Introducing the new Agent Workbench UI
Meet Buda's new Agent Workbench UI: a shift from tabs layout to fixed Agent Chat, Side Panel, and Bottom Panel for AI agent work.
The main interface of an agent product has one job.
It should keep the work visible.
The old Buda workspace used a tabs-first layout. It was simple, but every tab competed with the same main space. Open Drive, and the chat moved away. Open a browser, and the session disappeared behind another surface. That was too much context switching for agent work.
The new Agent Workbench UI changes the structure: Agent Chat stays fixed, while supporting work moves into a Side Panel and a Bottom Panel.
The old problem
Many agent interfaces treat every tool as a replacement for the main view.
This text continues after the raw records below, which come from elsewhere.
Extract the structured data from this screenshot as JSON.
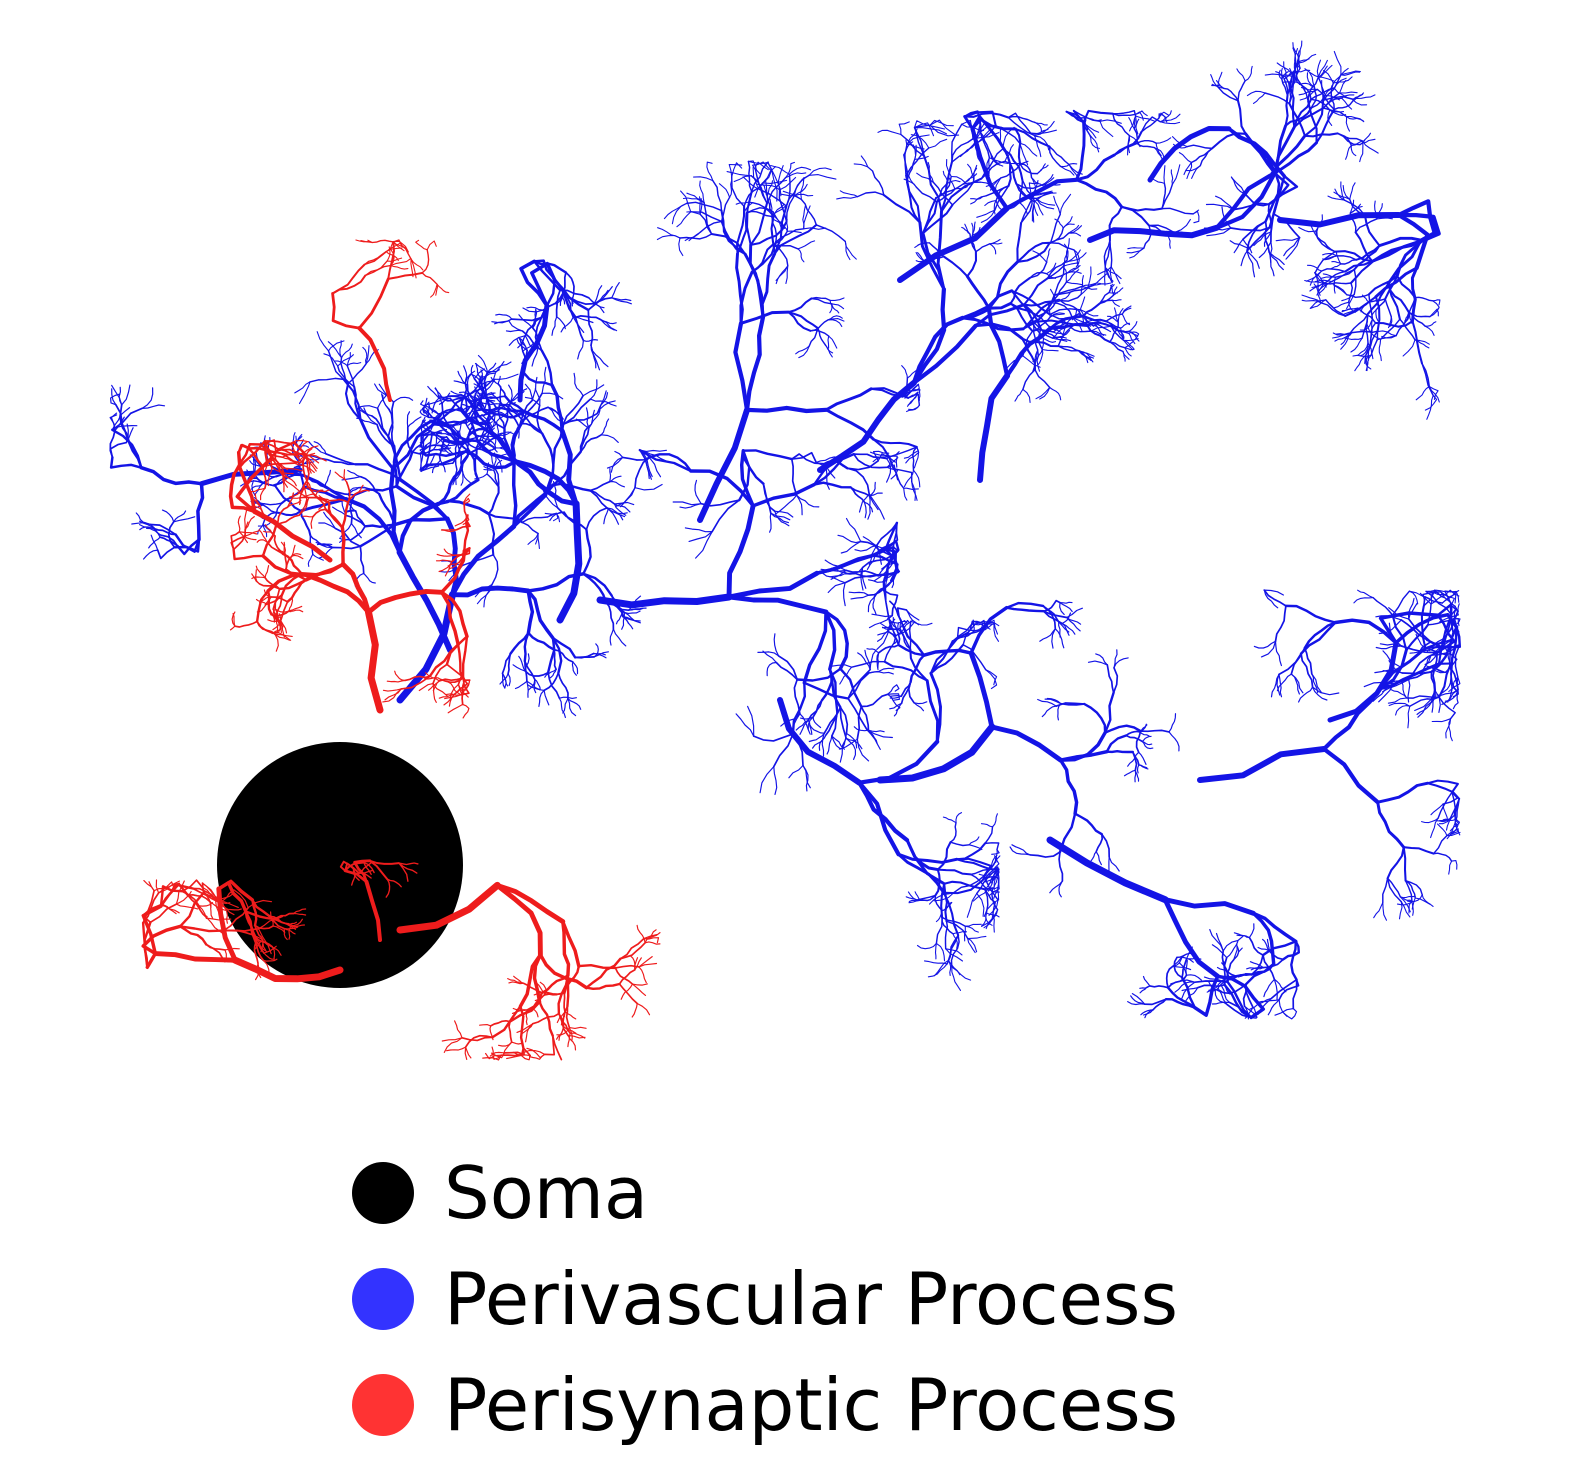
{
  "colors": {
    "soma": "#000000",
    "perivascular": "#1414e6",
    "perisynaptic": "#ee1c1c",
    "legend_perivascular": "#3333ff",
    "legend_perisynaptic": "#ff3333",
    "background": "#ffffff"
  },
  "legend": {
    "items": [
      {
        "key": "soma",
        "label": "Soma",
        "color": "#000000"
      },
      {
        "key": "perivascular",
        "label": "Perivascular Process",
        "color": "#3333ff"
      },
      {
        "key": "perisynaptic",
        "label": "Perisynaptic Process",
        "color": "#ff3333"
      }
    ]
  }
}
Buda's earlier tabs layout had the same pressure.
Open Drive, and the chat moves out of sight. Open a browser, and the session becomes another tab to return to. Open a terminal, and the conversation is no longer the stable center.
That works for simple utilities. It does not work for agent work.
Agent work is not a sequence of separate screens. It is a live loop:
- Ask.
- Watch.
- Inspect.
- Correct.
- Continue.
If the UI keeps hiding the agent while you inspect the work, it adds friction at the exact moment where human judgment matters.
The new structure
The redesigned Buda interface moves from tabs as the main layout to four calm regions.
Left Sidebar keeps navigation stable. In Single Agent Layout, it is session-first. In Company Layout, it still supports broader agent and space navigation.
Agent Chat stays fixed in the main canvas. This is the center of the work. The agent's reasoning, messages, and next action stay visible while tools open around it.
Side Panel sits on the right. It is for focused auxiliary surfaces: Drive, browser, git, and other tabbed work that benefits from height.
Bottom Panel spans the lower area. It is for horizontal work surfaces and quick inspection, especially when you want the agent conversation and a wide tool view at the same time.
The chat is not a tab. It is the anchor.
Why panels, not pages
Panels change the relationship between the human and the agent.
When Drive is a page, opening Drive means leaving the conversation. When Drive is a panel, opening Drive means checking the agent's working context.
The difference is small in layout. It is large in behavior.
You can keep the agent visible while inspecting files. You can keep a browser beside the conversation. You can open a bottom panel for a broader view without breaking the session. You can close every support tab and still remain in the agent chat.
That is the workflow Buda is designed for: visible execution, human review, and fast course correction.
Toggle states matter
The Side Panel and Bottom Panel each have their own toggle in the Agent Chat toolbar.
When a panel is open, its toggle is active. When the panel is hidden, the toggle returns to a quiet state. This is not decoration. It is orientation.
The user should know, at a glance, which surfaces are currently participating in the workspace.
What this unlocks
The new workbench makes several patterns feel natural:
- Keep a session open while browsing Drive.
- Compare generated files without losing the chat.
- Run a terminal or git view while the agent keeps context.
- Use the Bottom Panel for wide supporting views.
- Close all support tabs and return to a clean chat surface.
It also makes Buda easier to teach. The mental model is simple: left is navigation, center is the agent, right and bottom are work surfaces.
A quieter interface for heavier work
As agents become more capable, the interface around them should become calmer.
The human does not need more panels for the sake of panels. The human needs a workspace where execution is visible, context is organized, and review is easy.
That is what the Agent Workbench is for.
The agent does the heavy lifting. The human stays in position to judge the work.